To test out this theory I picked some albums released this year, solely on their covers. Completely random, I had no idea who they were by, only a rough genre. So, could I (correctly) judge them by the art alone? Yeah, I was pretty sure I could.

First up was Copper Gone by Sage Francis, who sounds like a Mumford-esque singer-songwriter, but I’m assured is a rapper. The copper scratched illustration was more confusing than telling, but his name was in a pretty average font so ipso facto, it’s a pretty average rap album. There was a drawing of a house, so maybe it’s confessional? A conventional rap album, probably.

That is most definitely not what it is. Incredibly conscious and self-exploratory, Copper Gone is a profound look at social issues as well as his own experiences. In short- it’s pretty good. ‘Vonnegut Busy’ (the name alone says it all) takes rap’s average preoccupations and turns them upside down. “Sick of hearing rap with no feeling”, and that it certainly has. “Learn to express yourself if you’re gonna stand for things”, and he certainly did. Turns out Sage Francis has been active since the nineties and is an accomplished spoken word artist too.

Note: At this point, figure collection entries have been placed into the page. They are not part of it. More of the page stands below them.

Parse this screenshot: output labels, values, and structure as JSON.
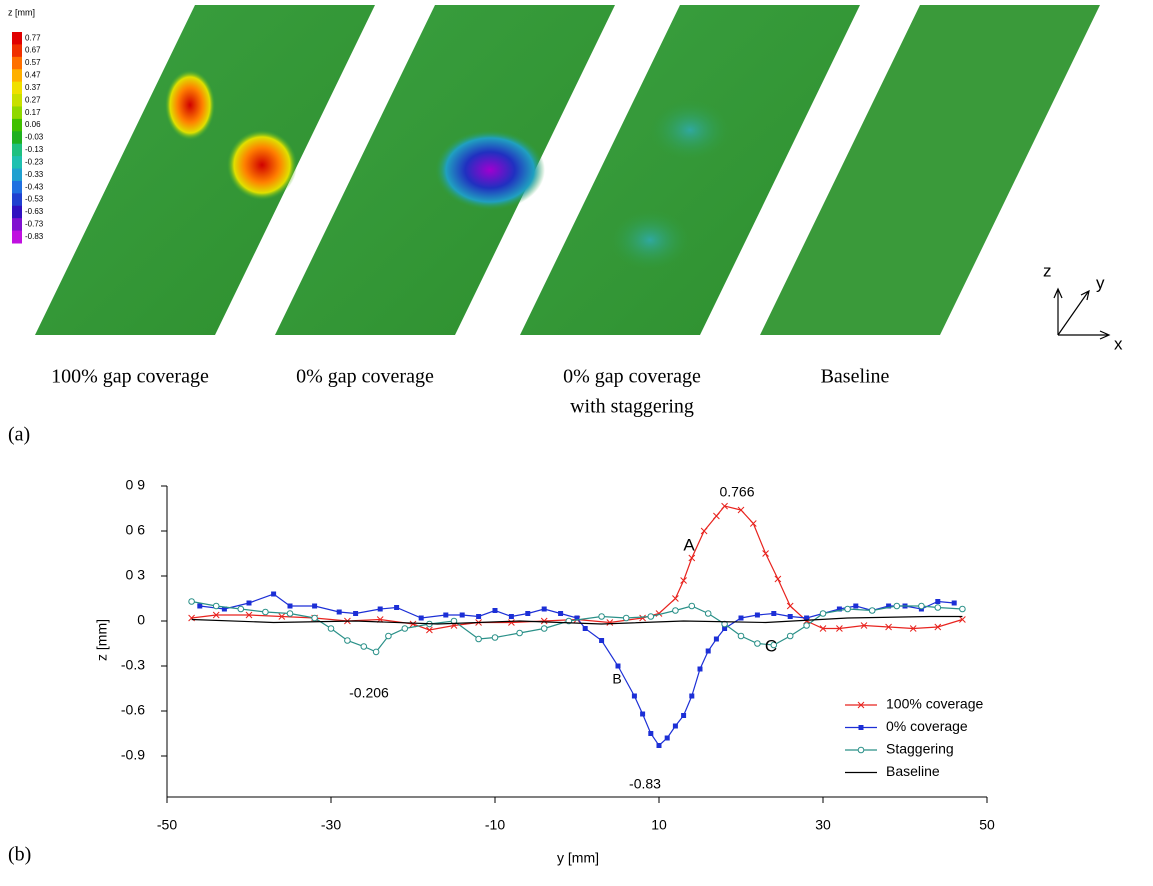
{
  "panel_a": {
    "colorbar": {
      "title": "z [mm]",
      "ticks": [
        0.77,
        0.67,
        0.57,
        0.47,
        0.37,
        0.27,
        0.17,
        0.06,
        -0.03,
        -0.13,
        -0.23,
        -0.33,
        -0.43,
        -0.53,
        -0.63,
        -0.73,
        -0.83
      ],
      "colors": [
        "#e00000",
        "#f03000",
        "#ff7000",
        "#ffb000",
        "#f0e000",
        "#c8e000",
        "#90d800",
        "#40c000",
        "#20b020",
        "#20c080",
        "#20c0b0",
        "#20a0d0",
        "#2070e0",
        "#2040d0",
        "#3010c0",
        "#8010d0",
        "#c010e0"
      ]
    },
    "captions": [
      [
        "100% gap coverage"
      ],
      [
        "0% gap coverage"
      ],
      [
        "0% gap coverage",
        "with staggering"
      ],
      [
        "Baseline"
      ]
    ],
    "axes_labels": [
      "z",
      "y",
      "x"
    ],
    "label": "(a)"
  },
  "chart_data": {
    "type": "line",
    "panel_label": "(b)",
    "x_label": "y [mm]",
    "y_label": "z [mm]",
    "xlim": [
      -50,
      50
    ],
    "xticks": [
      -50,
      -30,
      -10,
      10,
      30,
      50
    ],
    "ylim": [
      -1.2,
      0.9
    ],
    "yticks": [
      {
        "value": 0.9,
        "label": "0 9"
      },
      {
        "value": 0.6,
        "label": "0 6"
      },
      {
        "value": 0.3,
        "label": "0 3"
      },
      0,
      -0.3,
      -0.6,
      -0.9
    ],
    "grid": false,
    "legend": "lower right",
    "annotations": [
      "0.766",
      "A",
      "B",
      "-0.83",
      "C",
      "-0.206"
    ],
    "series": [
      {
        "name": "100% coverage",
        "color": "#e8231e",
        "marker": "x",
        "x": [
          -47,
          -44,
          -40,
          -36,
          -32,
          -28,
          -24,
          -20,
          -18,
          -15,
          -12,
          -8,
          -4,
          0,
          4,
          8,
          10,
          12,
          13,
          14,
          15.5,
          17,
          18,
          20,
          21.5,
          23,
          24.5,
          26,
          28,
          30,
          32,
          35,
          38,
          41,
          44,
          47
        ],
        "values": [
          0.02,
          0.04,
          0.04,
          0.03,
          0.02,
          0.0,
          0.01,
          -0.02,
          -0.06,
          -0.03,
          -0.01,
          -0.01,
          0.0,
          0.01,
          -0.01,
          0.02,
          0.05,
          0.15,
          0.27,
          0.42,
          0.6,
          0.7,
          0.766,
          0.74,
          0.65,
          0.45,
          0.28,
          0.1,
          0.0,
          -0.05,
          -0.05,
          -0.03,
          -0.04,
          -0.05,
          -0.04,
          0.01
        ]
      },
      {
        "name": "0% coverage",
        "color": "#1c2fd6",
        "marker": "square",
        "x": [
          -46,
          -43,
          -40,
          -37,
          -35,
          -32,
          -29,
          -27,
          -24,
          -22,
          -19,
          -16,
          -14,
          -12,
          -10,
          -8,
          -6,
          -4,
          -2,
          0,
          1,
          3,
          5,
          7,
          8,
          9,
          10,
          11,
          12,
          13,
          14,
          15,
          16,
          17,
          18,
          20,
          22,
          24,
          26,
          28,
          30,
          32,
          34,
          36,
          38,
          40,
          42,
          44,
          46
        ],
        "values": [
          0.1,
          0.08,
          0.12,
          0.18,
          0.1,
          0.1,
          0.06,
          0.05,
          0.08,
          0.09,
          0.02,
          0.04,
          0.04,
          0.03,
          0.07,
          0.03,
          0.05,
          0.08,
          0.05,
          0.02,
          -0.05,
          -0.13,
          -0.3,
          -0.5,
          -0.62,
          -0.75,
          -0.83,
          -0.78,
          -0.7,
          -0.63,
          -0.5,
          -0.32,
          -0.2,
          -0.12,
          -0.05,
          0.02,
          0.04,
          0.05,
          0.03,
          0.02,
          0.05,
          0.08,
          0.1,
          0.07,
          0.1,
          0.1,
          0.08,
          0.13,
          0.12
        ]
      },
      {
        "name": "Staggering",
        "color": "#2a9088",
        "marker": "circle",
        "x": [
          -47,
          -44,
          -41,
          -38,
          -35,
          -32,
          -30,
          -28,
          -26,
          -24.5,
          -23,
          -21,
          -18,
          -15,
          -12,
          -10,
          -7,
          -4,
          -1,
          3,
          6,
          9,
          12,
          14,
          16,
          18,
          20,
          22,
          24,
          26,
          28,
          30,
          33,
          36,
          39,
          42,
          44,
          47
        ],
        "values": [
          0.13,
          0.1,
          0.08,
          0.06,
          0.05,
          0.02,
          -0.05,
          -0.13,
          -0.17,
          -0.206,
          -0.1,
          -0.05,
          -0.02,
          0.0,
          -0.12,
          -0.11,
          -0.08,
          -0.05,
          0.0,
          0.03,
          0.02,
          0.03,
          0.07,
          0.1,
          0.05,
          -0.02,
          -0.1,
          -0.15,
          -0.16,
          -0.1,
          -0.03,
          0.05,
          0.08,
          0.07,
          0.1,
          0.1,
          0.09,
          0.08
        ]
      },
      {
        "name": "Baseline",
        "color": "#000000",
        "marker": "none",
        "x": [
          -47,
          -37,
          -27,
          -17,
          -7,
          3,
          13,
          23,
          33,
          43,
          47
        ],
        "values": [
          0.01,
          -0.01,
          0.0,
          -0.02,
          0.0,
          -0.02,
          0.0,
          -0.01,
          0.02,
          0.03,
          0.03
        ]
      }
    ]
  }
}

Lust For Youth - International feature

Second was Lust For Youth’s International, and the cover screamed Factory. A white background with a blue triangle seemed incredibly Peter Saville, so I fully expected a new-age New Order. This time that’s exactly what I got. A watered down ambient version of the originals, the only real difference was a part that seemed like Italian spoken word. Digging deeper, Lust For Youth are Swedish coldwave. Yep, I’ll take that.

Lastly was Courtship Ritual’s Pith. I expected great things from the black and white cover, a DIY lo-fi outfit or something punkier. This was the biggest disappointment of the bunch- bland minimalist nothing-ness, probably progressive years ago but done over, not particularly well. Maybe it’s not my thing, but I expected PUNCH. On second look maybe it makes sense- stark but in a different, dull way.

So what’s the moral of the story kids? You can judge anything by its cover, but you’ll probably be wrong. See an album cover that catches your eye though, and pick that thing up straight away. It might be terrible, but it might be your new favourite thing. Sage Francis is definitely getting another spin.